Часы показывали пять. Пора было ехать. Шарип за стеною шаркал скребницей, отскабливая от шерсти чалого присохшую грязь.

– Куда это он так рано? – рассуждал Шарип, придерживая стремя, пока Перлович садился.

– Нагайку подай! Собаку держи, чтобы за мной не убежала.

Шарип прихватил за ошейник желтого сеттера, который начал визжать и рваться: он привык всегда сопутствовать своему господину и огрызался на удерживающего, пытаясь куснуть его за руку. Перлович поехал шибкою рысью.
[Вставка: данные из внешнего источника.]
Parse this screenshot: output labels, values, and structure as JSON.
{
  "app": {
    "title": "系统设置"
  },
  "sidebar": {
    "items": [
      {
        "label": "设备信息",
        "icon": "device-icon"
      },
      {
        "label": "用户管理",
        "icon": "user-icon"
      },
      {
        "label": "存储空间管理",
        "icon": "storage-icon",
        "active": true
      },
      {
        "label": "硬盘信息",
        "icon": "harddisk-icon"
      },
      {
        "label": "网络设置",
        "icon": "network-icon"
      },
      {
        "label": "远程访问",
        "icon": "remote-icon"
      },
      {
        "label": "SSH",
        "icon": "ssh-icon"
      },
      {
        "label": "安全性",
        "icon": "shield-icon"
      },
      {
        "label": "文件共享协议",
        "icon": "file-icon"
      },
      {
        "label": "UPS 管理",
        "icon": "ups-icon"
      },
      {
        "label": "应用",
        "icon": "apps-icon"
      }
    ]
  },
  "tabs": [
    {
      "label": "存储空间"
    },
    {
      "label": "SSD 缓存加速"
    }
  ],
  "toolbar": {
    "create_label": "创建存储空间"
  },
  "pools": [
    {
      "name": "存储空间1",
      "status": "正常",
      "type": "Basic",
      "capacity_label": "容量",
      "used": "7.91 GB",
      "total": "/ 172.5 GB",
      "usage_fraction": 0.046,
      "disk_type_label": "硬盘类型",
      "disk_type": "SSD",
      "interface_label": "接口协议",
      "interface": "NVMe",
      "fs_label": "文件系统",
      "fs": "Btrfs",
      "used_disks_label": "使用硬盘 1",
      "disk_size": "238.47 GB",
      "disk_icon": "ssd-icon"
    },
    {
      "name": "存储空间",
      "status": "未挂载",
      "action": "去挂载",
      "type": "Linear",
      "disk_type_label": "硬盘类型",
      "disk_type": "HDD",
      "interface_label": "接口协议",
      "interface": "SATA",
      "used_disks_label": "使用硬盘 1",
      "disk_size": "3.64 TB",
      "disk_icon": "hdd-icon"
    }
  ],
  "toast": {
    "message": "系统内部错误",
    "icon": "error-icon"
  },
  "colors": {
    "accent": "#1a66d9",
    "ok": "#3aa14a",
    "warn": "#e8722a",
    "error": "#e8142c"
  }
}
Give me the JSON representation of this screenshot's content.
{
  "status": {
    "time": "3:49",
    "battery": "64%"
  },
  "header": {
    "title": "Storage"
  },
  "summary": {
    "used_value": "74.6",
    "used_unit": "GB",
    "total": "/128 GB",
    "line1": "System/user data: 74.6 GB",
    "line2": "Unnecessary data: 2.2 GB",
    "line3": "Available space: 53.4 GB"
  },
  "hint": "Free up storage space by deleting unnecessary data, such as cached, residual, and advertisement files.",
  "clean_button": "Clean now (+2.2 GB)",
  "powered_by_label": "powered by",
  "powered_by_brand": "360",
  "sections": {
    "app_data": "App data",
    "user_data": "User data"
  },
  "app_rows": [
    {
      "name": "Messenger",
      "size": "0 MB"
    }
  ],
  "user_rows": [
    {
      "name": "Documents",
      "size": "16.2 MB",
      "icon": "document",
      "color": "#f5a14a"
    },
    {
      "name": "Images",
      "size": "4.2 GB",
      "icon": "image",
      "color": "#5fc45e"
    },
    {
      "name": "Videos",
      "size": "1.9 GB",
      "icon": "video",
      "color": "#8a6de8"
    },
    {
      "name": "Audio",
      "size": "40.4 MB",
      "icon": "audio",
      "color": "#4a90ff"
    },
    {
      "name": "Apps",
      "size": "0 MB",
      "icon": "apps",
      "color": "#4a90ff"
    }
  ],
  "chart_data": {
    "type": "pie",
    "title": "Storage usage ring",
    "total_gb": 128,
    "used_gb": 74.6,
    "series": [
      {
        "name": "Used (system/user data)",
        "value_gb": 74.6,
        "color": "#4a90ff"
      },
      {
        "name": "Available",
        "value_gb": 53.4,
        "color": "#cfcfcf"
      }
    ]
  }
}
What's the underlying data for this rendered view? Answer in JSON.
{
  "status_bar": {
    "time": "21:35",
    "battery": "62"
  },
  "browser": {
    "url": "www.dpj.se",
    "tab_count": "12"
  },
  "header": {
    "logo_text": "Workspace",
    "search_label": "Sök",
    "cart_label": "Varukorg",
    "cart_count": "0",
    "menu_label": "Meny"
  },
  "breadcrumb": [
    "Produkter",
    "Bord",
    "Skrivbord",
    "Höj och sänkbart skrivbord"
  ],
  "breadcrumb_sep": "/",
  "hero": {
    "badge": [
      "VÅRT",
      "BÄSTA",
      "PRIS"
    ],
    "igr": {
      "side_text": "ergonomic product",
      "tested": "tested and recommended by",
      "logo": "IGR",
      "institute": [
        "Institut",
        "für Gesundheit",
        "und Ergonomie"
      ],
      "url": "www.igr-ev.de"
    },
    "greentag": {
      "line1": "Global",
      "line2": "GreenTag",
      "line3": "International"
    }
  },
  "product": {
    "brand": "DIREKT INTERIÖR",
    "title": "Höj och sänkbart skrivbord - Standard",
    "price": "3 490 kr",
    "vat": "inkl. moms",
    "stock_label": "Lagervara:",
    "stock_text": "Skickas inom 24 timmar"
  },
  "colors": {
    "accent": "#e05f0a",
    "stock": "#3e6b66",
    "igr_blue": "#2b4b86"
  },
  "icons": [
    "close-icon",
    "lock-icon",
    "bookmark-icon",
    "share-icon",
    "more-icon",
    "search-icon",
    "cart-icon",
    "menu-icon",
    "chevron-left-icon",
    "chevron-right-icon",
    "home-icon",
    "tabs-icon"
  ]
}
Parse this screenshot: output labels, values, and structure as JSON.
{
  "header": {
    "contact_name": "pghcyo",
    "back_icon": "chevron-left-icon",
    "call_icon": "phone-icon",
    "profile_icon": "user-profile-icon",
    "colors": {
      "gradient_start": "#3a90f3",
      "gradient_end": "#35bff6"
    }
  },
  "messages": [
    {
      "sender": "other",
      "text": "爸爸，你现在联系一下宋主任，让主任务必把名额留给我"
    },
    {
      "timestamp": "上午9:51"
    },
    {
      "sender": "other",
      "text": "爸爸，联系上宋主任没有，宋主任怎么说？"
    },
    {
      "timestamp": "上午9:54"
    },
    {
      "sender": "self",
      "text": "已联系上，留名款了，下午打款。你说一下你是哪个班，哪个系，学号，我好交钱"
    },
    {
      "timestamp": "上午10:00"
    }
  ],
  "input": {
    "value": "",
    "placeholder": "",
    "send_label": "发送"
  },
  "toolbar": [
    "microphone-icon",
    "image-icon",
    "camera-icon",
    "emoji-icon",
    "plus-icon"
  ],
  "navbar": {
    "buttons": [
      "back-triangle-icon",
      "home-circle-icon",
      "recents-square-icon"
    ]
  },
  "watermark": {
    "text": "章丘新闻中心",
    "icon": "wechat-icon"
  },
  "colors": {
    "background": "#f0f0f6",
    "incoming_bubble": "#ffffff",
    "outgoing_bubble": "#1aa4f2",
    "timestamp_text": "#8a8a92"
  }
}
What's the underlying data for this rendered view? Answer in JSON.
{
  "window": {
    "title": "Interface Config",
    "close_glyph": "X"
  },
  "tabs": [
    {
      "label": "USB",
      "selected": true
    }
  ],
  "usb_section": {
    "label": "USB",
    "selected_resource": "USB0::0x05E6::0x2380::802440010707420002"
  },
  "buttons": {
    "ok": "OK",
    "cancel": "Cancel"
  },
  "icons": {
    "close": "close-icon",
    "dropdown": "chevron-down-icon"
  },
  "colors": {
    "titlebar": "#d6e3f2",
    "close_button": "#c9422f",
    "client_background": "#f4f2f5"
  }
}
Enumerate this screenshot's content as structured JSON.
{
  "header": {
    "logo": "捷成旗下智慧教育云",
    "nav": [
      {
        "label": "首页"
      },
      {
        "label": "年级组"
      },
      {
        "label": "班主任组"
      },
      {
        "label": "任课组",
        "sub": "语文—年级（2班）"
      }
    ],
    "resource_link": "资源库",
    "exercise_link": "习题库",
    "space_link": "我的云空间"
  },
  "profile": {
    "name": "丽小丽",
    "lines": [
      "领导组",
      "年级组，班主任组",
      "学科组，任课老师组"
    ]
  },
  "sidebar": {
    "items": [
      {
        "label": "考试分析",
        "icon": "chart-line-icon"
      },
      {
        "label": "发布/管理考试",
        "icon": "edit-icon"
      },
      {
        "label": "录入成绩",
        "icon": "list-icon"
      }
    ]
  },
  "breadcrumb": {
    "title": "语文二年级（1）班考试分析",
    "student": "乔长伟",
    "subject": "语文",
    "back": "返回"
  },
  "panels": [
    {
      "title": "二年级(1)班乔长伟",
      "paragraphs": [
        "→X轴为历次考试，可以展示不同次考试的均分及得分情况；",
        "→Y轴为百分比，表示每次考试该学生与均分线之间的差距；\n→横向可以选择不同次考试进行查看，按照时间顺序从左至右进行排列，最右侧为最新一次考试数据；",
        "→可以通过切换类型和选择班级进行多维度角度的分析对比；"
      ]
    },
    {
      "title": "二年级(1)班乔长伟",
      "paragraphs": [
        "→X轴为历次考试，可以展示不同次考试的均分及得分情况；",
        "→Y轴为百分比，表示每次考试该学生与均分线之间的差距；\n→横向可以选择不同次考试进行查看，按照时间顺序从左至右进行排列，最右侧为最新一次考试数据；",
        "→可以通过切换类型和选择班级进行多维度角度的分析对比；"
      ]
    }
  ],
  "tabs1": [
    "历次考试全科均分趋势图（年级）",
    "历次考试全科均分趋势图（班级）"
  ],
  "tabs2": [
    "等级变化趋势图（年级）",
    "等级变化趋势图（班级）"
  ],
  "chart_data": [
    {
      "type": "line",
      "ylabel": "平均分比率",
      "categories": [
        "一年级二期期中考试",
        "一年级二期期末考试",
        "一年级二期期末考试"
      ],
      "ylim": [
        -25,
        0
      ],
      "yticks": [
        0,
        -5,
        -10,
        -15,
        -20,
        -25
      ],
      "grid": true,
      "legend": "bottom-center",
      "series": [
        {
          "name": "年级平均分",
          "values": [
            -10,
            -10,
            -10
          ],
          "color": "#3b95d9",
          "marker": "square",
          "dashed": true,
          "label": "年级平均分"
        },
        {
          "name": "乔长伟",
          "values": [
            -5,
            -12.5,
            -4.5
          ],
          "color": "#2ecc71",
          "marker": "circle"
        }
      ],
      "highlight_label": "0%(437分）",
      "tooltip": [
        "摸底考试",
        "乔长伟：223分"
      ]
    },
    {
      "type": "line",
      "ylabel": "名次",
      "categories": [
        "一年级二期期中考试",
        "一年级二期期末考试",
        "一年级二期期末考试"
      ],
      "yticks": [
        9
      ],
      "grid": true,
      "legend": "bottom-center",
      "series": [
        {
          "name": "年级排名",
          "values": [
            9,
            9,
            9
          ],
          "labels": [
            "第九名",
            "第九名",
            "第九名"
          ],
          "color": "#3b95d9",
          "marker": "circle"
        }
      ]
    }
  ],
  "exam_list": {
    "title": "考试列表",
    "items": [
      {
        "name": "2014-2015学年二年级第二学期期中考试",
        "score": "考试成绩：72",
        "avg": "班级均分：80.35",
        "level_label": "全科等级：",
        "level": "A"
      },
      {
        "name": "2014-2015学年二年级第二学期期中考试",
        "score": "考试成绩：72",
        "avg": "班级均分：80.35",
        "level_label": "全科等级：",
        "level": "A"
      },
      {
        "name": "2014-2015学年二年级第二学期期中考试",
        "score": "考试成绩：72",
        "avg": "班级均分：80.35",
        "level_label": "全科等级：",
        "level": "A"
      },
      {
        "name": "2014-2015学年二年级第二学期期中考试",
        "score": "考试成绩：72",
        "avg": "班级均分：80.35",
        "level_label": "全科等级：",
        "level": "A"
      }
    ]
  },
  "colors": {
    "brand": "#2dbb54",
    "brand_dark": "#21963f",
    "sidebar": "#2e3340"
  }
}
Бойко бежал чалый и скоро донес Перловича до триумфальной арки. Здесь всадник повернул влево и поехал шагом. Он набирался стороною, словно не хотел, чтобы его видели, и скоро выбрался на пустыри, лежавшие близ узкого переулка.

Здесь он остановился и слез с лошади. Большие груды кирпича и разного мусора совершенно закрывали его со стороны проезжей улицы, а сзади тянулись кусты, еще не вырубленные для очистки места. Перлович привязал чалого и осторожно пошел пешком, направляясь к стене, за которою чернели две закопченные печные трубы. Он отыскал сквозную трещину, приставил к ней свой глаз и увидел внутренность небольшого двора, в котором, под навесом, стоял на привязи совсем оседланный дамским седлом хмуровский Бельчик.

Не более как через пять минут после того, как Перлович устроился в своей обсерватории, входная дверь дома дрогнула, звонко щелкнул запертый из-внутри замок, и на пороге показалась Марфа Васильевна, немного заспанная, натирая одною рукою глаза и придерживая другою не совсем аккуратно надетую длинную черную юбку. Выйдя на двор, она поправилась и привела в порядок свой туалет, нисколько не подозревая, что за нею наблюдают два нескромных глаза. Опытным взглядом она окинула седловку, растолкала спавшего под яслями татарина и, с его помощью, взобралась на седло. Хрипло загудела половинка ворот, пропуская наездницу; протяжно зевнул татарин, снова свертываясь клубком, на своем прежнем месте.